Rakesh Satyal's new novel checks off a lot of boxes, but its charm lies in the fact that it wears all of it various identities so lightly. This is an immigration story, a coming-out story and something of an old-school feminist story about a timid woman learning to roar. Yet, there's nothing preachy or predictable about Satyal's novel ... Their shared situation may sound glum, but because No One Can Pronounce My Name is essentially — and delightfully — a comic novel, the intertwined plots here are buoyant rather than blue ... No One Can Pronounce My Name explores the politics of sexual identity, as well as the immigrant and first-generation American experience, but, unfashionable as it may sound, the novel's greater achievement lies in the compassionate, comic way it explores the universal human experience of loneliness.
Satyal doesn’t shy from more: names, backstory, detail. This exuberance is charming instead of exhausting because somehow the book remains engaging. Name is like a Bollywood film—in its joyous embrace of excess, in how it takes the long way round to old-fashioned narrative closure—but it’s equally akin to a well-made sitcom, veering into B and C plots I could have done without, though always cutting back to the main action just in time ... In its last 90 or so pages, this jaunty, madcap book tilts toward metafiction; a book about Indians that decides to interrogate what books about Indians are supposed to be ... I don’t mean to reduce this vibrant book, which is more than a text on the Indian-American novel. But I can’t help read Ranjana’s ambition (and, spoiler alert, considerable success) as the author’s real project, and I’m with them: I suspect that often we deem literary what we are reluctant to admit is merely boring; creating stories that people enjoy is a more than worthwhile endeavor.

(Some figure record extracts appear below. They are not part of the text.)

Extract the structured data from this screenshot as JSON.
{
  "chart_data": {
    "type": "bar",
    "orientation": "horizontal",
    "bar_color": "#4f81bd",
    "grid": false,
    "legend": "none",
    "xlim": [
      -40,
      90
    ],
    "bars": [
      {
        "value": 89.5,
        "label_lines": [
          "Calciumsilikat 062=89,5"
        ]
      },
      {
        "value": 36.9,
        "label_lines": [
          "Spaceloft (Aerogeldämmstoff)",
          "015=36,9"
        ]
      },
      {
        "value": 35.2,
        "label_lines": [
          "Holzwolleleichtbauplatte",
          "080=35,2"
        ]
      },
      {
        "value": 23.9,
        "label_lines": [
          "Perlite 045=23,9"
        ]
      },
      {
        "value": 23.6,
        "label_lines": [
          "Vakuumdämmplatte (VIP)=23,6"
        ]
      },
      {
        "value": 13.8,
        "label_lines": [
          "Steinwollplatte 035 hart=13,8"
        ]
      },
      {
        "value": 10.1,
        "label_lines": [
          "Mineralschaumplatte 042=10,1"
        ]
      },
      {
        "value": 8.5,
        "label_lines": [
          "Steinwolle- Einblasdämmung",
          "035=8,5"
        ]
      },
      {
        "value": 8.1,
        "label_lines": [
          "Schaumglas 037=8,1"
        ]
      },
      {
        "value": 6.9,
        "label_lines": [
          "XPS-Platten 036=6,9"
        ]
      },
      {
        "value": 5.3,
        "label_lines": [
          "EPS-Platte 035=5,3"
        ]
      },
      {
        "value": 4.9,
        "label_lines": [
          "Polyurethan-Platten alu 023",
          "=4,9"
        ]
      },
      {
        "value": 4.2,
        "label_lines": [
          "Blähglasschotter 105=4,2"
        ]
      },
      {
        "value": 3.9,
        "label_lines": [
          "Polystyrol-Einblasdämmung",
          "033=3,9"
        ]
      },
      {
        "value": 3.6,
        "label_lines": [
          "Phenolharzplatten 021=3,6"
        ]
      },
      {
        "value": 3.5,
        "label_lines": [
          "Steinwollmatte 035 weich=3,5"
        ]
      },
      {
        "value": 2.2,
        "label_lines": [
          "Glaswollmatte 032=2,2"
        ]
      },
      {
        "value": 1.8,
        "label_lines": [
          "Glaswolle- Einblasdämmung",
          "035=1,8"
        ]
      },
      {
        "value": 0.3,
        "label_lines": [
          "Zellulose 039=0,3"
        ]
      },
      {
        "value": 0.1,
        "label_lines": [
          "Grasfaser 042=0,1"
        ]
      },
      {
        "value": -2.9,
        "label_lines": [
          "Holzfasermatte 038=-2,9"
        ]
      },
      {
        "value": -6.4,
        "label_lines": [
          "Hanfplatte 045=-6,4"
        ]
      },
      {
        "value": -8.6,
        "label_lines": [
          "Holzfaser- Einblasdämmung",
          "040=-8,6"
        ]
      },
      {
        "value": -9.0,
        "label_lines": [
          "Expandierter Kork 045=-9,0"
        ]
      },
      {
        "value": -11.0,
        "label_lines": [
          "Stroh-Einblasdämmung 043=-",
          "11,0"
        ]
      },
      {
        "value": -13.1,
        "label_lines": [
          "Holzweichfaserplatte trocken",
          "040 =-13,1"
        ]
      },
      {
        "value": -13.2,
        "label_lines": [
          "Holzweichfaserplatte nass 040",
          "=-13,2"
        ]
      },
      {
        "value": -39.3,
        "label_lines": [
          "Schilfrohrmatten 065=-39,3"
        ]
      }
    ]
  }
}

...a funny, compassionate portrayal of the immigrant and second-generation immigrant experience ... Their individual stories of emigration are not thoroughly explored, which occasionally makes the story feel lacking or incomplete. But at the same time, Satyal’s focus on the present reminds us that a person’s past need not define them. No One Can Pronounce My Name is a tender story infused with humor and heart—it’s little wonder why this novel was so highly anticipated.
This is not a tableau of exotic spices and brilliant saris, of flashbacks to fables told in a village back in the old country. This is a brave portrait that sheds light on the parts of Indian culture that are seldom seen by those outside it ... There’s so much to praise in Satyal’s honesty that it’s a shame Ranjana’s obsession for vampire fiction feels not organic but forced, as if the author racked his mind for the most unexpected hobby for her demographic ... The ending is also unsatisfying, and doesn’t do justice to what came before. In the last chapters, shame-filled Ranjana has become a best-selling author reading to a packed audience. Anxiety-ridden Harit is living contentedly as an openly gay man. Satyal started out this novel by giving us the world, but he destroys it with all the patness of a Hollywood ending.
Through his beautifully crafted characters, Satyal’s second novel explores identity, sexuality, family, immigrant life, and Indian and American cultures. His writing is both humorous and heart-wrenching while he tells Ranjana’s and Harit’s stories. He draws every character with such clarity and depth that their lives become vivid to the reader. Satyal expertly describes the everyday struggles that define his characters, and he elevates the extraordinary moments of normal life in this skilled and thought-provoking novel.
Satyal imbues each of these characters (and a host of their friends, co-workers, and acquaintances) with psychological depth and does so, often, with cinematic vividness. These are stories of people who have not had the luxury of living unexamined lives ... As their lives intermingle, they discover not just friendship, but the value of their own heightened sensitivity to the world. A funny, uplifting novel that delivers emotionally complex characters.
Satyal captures his characters’ experiences within a close-knit Indian community, rounded out with excellent supporting characters like Harit’s mother and Ranjana’s husband, who have their own stories to tell, resulting in a vivid, complex tale.